Regarding Session Timeout

Question

I have a problem regarding Session Time Out.How can we store a user Session for 1 day.So that if the user Logout.It doesn't affect the user session and User session continues for one day.

Answer 1

You can change the default session timeout in your web.config file.

As ASP.NET Session State describes, you can do something like this and you can change the time out peroid

<configuration>
  <sessionstate 
      mode="inproc"
      cookieless="false" 
      timeout="20" 
      sqlconnectionstring="data source=127.0.0.1;user id=<user id>;password=<password>"
      server="127.0.0.1" 
      port="42424" 
  />
</configuration>

Answer 2

You don't want to use sessions for that. (At least not InProc sessions.)

You can increase the timeout of sessions, but that means that every visitor will have a Session object that survives for a day after they left the site (assuming that you actually store something in the Session object).

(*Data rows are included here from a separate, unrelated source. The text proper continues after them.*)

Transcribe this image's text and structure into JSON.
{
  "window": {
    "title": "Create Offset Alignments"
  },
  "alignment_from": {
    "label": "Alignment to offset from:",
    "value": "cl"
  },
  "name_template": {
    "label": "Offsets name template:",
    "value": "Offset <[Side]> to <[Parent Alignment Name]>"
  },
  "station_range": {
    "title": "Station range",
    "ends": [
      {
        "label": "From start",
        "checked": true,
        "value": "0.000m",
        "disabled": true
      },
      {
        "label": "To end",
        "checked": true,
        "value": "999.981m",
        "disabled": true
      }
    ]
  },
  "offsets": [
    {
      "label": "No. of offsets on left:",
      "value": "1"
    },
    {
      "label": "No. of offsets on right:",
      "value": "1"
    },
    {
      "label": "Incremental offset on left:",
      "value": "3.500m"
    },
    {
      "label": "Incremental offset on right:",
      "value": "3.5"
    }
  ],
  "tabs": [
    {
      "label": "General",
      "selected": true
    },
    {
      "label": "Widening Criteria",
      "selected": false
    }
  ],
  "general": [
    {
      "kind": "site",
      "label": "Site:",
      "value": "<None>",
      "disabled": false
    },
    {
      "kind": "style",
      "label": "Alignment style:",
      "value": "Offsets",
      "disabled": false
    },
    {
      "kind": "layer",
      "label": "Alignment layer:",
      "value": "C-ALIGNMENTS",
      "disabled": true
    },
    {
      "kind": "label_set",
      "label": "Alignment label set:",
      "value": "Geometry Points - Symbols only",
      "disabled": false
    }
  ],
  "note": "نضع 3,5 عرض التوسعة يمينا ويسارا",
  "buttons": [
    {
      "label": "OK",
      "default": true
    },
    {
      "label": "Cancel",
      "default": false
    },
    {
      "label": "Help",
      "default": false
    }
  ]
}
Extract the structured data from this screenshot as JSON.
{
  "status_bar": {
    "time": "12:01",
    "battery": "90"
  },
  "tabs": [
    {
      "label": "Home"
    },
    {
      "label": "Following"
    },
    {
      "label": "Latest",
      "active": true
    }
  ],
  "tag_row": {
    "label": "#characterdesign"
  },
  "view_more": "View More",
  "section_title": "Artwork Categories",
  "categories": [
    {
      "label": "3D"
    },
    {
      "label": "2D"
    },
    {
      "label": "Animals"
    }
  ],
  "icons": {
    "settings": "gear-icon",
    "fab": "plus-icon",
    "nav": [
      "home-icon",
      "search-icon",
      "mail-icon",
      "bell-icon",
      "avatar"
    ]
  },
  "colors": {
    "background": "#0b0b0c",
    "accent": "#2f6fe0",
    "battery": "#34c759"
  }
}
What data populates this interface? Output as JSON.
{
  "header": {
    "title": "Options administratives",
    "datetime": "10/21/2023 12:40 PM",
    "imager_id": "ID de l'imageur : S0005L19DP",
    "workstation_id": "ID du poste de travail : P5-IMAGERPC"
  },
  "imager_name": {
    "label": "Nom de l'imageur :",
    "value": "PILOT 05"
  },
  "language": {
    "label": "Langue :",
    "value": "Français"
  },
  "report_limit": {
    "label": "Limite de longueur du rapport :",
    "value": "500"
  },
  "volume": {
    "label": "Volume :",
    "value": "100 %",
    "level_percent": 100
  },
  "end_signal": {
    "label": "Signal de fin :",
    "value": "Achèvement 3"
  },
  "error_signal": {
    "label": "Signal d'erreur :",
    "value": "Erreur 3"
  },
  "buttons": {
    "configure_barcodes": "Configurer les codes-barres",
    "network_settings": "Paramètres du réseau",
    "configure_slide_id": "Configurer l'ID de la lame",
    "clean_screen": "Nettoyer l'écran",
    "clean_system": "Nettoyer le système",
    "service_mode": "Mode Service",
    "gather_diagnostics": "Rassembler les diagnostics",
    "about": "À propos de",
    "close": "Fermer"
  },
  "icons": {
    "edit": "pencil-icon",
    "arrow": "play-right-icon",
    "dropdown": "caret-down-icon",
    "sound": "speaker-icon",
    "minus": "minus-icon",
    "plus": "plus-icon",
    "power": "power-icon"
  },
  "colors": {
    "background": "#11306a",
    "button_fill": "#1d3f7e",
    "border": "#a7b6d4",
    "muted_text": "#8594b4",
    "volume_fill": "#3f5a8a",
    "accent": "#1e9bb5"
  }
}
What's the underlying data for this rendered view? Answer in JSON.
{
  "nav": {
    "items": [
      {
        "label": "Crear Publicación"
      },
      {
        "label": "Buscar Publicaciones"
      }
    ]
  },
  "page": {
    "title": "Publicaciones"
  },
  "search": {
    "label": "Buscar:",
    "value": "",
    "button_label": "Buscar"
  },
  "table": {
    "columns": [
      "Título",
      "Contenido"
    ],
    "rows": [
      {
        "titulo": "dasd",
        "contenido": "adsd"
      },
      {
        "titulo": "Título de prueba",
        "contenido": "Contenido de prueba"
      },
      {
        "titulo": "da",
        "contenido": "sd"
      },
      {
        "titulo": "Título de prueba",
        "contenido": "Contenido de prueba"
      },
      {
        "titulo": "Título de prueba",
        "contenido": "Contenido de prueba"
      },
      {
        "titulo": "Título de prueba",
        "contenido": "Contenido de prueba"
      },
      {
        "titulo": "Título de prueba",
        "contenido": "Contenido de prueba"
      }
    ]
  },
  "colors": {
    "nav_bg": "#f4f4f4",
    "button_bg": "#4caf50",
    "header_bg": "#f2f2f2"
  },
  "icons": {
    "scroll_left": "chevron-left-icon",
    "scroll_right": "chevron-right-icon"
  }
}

If you have 10000 visitors per day, that means that there will be around 10000 Session objects lurking in memory all the time.

The application pool is normally recycled periodically, which means that all current Session objects are lost.

You could store the user identity in a persistent cookie, and any additional data in a database. You could also use out-of-proc sessions, as Darin Dimitrov suggested.

Answer 3

You can set the timeout property in the <sessionState> element in web.config. This being said, if you are using InProc sessions (stored in-memory) you should be aware that IIS could recycle the application pool under some circumstances (period of inactivity, CPU/memory limit threshold are reached, ...). When this happens if the sessions are stored in memory of the server they will be destroyed. To workaround this you could use out-of-proc sessions (StateServer or SQL). You can read about the different session state modes.